答えになってないしアンビリバボーすぎるよね!!
最初はテレビか何かのドッキリ企画だと思っていたけれど。
実態の掴めないどこまでも続いていそうな真っ白い空間や、目の前の自称神を見てしまったら信じざるを得なくなってしまったのだ。
だってこの神……浮いてるんだもんっ!!
そう浮いてるんだよ重力なんて概念を無視してプカプカと浮きやがってるちくしょう!!
夢の道具タケコ○ターが頭にあるわけでもなけりゃ、上から吊ってるわけでもない。完全に浮いている。
そう、だから──ああ、私は死んだんだ。頭がそうだと受け入れ始めた瞬間、いろんな感情が一気に込み上げてきて涙が溢れた。
「……っ」
十八歳で人生が終了した自分。
親より先に死んだことが申し訳なくて悲しかった、というわけじゃない。
そもそも私には両親も親戚もいなかったから、むしろそのあたりは何とも思えなかった。
それでも涙が止まらないのは、たぶん、悔しかったんだと思う。
こんなにあっさり死んでしまったことを、惨めに感じてしまったんだ。
……今思うと、喧嘩三昧だったなぁ。
頼れる身内がいなかった私は、孤児院で幼少期の頃から過ごしていたのだけれど。
孤児院出身だからとか、くだらない理由に漬け込んで嫌がらせをしようとする人たちが結構いた。
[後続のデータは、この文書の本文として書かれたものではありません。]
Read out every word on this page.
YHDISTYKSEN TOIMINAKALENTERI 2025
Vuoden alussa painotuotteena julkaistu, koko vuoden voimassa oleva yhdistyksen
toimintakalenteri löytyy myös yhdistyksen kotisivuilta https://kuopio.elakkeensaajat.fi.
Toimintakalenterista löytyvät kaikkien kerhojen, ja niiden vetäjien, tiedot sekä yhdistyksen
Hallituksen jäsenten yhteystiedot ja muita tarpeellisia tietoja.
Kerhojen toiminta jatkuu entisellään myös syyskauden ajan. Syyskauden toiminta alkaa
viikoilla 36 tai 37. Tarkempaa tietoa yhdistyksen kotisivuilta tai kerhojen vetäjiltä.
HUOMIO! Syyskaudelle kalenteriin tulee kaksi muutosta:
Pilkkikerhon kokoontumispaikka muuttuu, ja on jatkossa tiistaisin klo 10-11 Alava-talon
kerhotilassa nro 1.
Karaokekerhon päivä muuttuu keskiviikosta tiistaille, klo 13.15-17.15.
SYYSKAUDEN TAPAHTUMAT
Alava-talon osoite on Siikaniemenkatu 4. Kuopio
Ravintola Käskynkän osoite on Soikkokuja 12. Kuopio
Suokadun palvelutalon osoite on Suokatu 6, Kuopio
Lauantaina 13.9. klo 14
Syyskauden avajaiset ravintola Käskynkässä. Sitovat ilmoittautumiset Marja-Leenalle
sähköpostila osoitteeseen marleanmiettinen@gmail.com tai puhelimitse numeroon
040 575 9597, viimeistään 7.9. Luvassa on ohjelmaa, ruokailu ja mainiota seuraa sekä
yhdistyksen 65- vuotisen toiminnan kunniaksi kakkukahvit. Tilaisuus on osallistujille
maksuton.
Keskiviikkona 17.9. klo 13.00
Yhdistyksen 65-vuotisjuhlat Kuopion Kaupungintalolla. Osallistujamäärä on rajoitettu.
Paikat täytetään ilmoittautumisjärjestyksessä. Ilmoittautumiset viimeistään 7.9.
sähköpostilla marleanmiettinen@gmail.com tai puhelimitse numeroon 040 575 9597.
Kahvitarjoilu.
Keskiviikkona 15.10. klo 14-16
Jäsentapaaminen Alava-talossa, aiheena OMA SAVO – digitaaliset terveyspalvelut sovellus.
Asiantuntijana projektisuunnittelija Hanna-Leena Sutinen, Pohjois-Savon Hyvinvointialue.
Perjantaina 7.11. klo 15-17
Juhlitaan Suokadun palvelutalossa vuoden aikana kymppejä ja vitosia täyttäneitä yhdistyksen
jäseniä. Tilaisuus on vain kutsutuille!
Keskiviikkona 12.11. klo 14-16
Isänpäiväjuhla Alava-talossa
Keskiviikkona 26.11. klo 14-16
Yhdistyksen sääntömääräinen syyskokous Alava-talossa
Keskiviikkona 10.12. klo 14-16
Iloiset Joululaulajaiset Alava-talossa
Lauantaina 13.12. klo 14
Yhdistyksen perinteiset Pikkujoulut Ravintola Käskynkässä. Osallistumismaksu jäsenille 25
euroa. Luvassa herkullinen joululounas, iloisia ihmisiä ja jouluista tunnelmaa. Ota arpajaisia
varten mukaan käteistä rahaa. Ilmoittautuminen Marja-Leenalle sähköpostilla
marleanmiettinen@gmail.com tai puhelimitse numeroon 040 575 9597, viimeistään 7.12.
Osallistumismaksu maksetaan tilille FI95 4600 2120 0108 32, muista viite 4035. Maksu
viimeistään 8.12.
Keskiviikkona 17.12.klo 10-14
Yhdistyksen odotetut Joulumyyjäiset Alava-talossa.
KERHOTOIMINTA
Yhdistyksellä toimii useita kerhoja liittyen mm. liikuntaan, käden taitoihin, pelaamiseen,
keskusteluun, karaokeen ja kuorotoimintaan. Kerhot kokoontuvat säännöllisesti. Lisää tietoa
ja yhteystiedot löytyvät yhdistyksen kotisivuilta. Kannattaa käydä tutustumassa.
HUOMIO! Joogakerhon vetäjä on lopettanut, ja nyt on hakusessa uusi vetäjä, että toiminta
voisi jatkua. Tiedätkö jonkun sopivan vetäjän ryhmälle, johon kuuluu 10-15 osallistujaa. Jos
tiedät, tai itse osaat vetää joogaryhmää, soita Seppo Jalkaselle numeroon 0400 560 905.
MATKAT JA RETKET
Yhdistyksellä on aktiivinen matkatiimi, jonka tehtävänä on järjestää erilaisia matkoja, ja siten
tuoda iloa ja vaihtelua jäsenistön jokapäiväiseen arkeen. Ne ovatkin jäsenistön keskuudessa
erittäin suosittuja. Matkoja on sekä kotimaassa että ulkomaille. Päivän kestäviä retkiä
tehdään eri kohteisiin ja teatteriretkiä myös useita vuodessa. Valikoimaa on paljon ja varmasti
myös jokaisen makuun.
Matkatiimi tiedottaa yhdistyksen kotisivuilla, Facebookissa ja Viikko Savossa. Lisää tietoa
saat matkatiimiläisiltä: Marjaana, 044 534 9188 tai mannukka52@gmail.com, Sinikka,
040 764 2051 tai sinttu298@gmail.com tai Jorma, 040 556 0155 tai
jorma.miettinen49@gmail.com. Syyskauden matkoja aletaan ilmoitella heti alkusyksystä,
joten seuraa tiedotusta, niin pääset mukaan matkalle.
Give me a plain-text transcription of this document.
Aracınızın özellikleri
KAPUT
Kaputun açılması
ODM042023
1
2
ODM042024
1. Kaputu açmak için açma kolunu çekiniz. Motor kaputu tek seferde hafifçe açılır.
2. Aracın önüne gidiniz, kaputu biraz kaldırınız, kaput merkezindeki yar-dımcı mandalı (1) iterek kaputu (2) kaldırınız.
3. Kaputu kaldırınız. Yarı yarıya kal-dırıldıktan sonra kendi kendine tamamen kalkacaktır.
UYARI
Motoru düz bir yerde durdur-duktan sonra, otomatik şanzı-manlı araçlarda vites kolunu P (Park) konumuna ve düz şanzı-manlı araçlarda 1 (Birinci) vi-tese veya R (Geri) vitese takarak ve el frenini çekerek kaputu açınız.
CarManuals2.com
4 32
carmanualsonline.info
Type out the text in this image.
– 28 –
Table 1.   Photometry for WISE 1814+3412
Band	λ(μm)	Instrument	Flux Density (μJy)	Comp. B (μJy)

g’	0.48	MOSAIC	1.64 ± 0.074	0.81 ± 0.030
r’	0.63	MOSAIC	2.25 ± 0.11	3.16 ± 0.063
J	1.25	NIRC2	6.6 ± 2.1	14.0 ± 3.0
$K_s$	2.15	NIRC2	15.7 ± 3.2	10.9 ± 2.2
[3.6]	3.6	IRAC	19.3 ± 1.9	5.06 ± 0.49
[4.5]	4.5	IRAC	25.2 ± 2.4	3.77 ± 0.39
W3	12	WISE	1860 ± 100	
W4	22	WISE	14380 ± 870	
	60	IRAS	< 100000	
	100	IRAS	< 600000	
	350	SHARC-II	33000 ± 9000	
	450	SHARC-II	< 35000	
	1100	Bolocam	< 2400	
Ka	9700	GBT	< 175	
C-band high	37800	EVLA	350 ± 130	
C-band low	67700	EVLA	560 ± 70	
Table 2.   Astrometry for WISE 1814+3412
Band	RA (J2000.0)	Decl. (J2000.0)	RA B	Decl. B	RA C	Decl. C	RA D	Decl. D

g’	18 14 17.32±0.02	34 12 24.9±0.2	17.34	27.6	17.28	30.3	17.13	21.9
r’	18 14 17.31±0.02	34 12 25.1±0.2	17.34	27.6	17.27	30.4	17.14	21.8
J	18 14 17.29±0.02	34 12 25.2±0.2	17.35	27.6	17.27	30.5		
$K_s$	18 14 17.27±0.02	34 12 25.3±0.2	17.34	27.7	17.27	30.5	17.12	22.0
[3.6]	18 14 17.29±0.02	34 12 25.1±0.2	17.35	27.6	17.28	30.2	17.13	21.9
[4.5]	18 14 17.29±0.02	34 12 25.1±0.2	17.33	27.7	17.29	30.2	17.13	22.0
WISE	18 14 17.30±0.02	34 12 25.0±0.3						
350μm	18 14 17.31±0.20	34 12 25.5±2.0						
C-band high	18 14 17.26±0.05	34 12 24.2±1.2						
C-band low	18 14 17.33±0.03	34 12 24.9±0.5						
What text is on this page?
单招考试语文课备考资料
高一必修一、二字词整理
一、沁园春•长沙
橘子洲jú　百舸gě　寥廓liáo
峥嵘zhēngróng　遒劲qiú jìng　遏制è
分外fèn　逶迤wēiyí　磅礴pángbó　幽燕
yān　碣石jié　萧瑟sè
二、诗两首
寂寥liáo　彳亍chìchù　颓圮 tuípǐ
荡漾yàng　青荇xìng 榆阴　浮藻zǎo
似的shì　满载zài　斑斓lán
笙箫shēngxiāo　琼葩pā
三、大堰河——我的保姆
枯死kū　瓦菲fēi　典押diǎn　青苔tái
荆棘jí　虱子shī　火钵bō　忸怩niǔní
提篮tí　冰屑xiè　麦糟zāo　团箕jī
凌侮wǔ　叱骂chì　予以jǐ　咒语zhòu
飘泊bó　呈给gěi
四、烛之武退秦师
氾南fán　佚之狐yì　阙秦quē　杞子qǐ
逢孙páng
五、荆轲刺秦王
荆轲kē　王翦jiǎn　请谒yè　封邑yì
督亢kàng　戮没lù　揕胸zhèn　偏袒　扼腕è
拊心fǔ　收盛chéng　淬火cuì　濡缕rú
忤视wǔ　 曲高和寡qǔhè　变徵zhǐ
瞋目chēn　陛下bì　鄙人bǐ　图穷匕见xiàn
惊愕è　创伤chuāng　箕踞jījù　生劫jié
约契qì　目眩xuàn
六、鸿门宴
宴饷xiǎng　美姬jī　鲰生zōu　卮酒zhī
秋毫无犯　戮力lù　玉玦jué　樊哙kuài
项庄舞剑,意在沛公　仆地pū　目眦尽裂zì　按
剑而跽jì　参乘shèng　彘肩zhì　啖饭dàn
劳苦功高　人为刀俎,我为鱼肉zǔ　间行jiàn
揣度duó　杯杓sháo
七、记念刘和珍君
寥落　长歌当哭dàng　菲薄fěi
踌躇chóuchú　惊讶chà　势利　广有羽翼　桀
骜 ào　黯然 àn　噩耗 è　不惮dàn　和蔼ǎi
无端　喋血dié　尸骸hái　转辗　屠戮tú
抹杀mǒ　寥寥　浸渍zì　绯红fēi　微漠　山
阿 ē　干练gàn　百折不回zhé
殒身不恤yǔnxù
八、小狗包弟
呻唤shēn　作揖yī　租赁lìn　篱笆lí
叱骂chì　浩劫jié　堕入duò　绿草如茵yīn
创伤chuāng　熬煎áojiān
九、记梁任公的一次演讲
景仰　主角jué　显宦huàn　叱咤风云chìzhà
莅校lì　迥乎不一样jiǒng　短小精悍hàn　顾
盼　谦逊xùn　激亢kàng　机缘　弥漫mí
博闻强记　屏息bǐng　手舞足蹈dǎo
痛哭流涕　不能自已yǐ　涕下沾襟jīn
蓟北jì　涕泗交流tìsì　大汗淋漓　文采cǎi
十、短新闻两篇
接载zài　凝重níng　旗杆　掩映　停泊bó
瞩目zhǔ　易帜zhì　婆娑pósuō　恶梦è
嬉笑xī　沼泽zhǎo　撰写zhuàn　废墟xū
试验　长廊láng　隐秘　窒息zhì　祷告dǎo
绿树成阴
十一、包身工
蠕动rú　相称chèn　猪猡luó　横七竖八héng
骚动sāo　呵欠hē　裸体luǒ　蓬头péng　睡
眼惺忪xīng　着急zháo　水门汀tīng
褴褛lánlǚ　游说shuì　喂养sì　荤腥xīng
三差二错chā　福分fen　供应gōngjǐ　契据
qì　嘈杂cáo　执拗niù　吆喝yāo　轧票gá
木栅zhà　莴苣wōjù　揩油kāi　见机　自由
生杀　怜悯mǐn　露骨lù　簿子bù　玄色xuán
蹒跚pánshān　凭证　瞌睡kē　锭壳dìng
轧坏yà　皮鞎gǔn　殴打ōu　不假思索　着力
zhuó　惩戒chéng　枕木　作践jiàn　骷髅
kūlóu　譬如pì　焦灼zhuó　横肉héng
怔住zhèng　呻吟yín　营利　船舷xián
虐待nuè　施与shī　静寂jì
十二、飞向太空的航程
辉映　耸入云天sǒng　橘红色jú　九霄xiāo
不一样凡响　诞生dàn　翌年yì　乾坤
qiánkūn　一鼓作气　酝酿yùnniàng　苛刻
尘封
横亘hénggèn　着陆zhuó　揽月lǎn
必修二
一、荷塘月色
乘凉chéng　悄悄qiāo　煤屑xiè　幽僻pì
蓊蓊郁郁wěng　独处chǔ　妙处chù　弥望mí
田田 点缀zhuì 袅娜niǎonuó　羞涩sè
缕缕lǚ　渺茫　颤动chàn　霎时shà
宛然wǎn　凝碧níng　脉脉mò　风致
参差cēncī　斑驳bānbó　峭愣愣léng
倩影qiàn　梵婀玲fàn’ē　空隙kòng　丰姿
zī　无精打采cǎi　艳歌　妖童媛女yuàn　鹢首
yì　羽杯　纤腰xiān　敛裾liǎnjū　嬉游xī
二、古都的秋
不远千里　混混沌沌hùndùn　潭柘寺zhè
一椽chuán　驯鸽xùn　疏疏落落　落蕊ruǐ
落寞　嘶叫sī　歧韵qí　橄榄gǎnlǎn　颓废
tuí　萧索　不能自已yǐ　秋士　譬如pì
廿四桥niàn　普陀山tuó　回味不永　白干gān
国からの補助金があるんだろうとか言って、お金を盗ろうとする馬鹿どもが信じられないけどいたのである。
そんな奴らを普段から相手にしていた私は、いつの間にか喧嘩に自信がついていて。
結果、死ぬまで喧嘩三昧の人生だった。
孤児院の院長さんに、きちんとした恩返しもしていなかった。
それが悔しい。
……"あの子達"とも、もっと一緒にいてあげたかった。
悔しくて、虚しくなって。それが涙となってこぼれ落ちる。
神の着ていたシルクっぽい布の服を、ビショビショにするぐらい泣いた。ついでに鼻もかんでやった。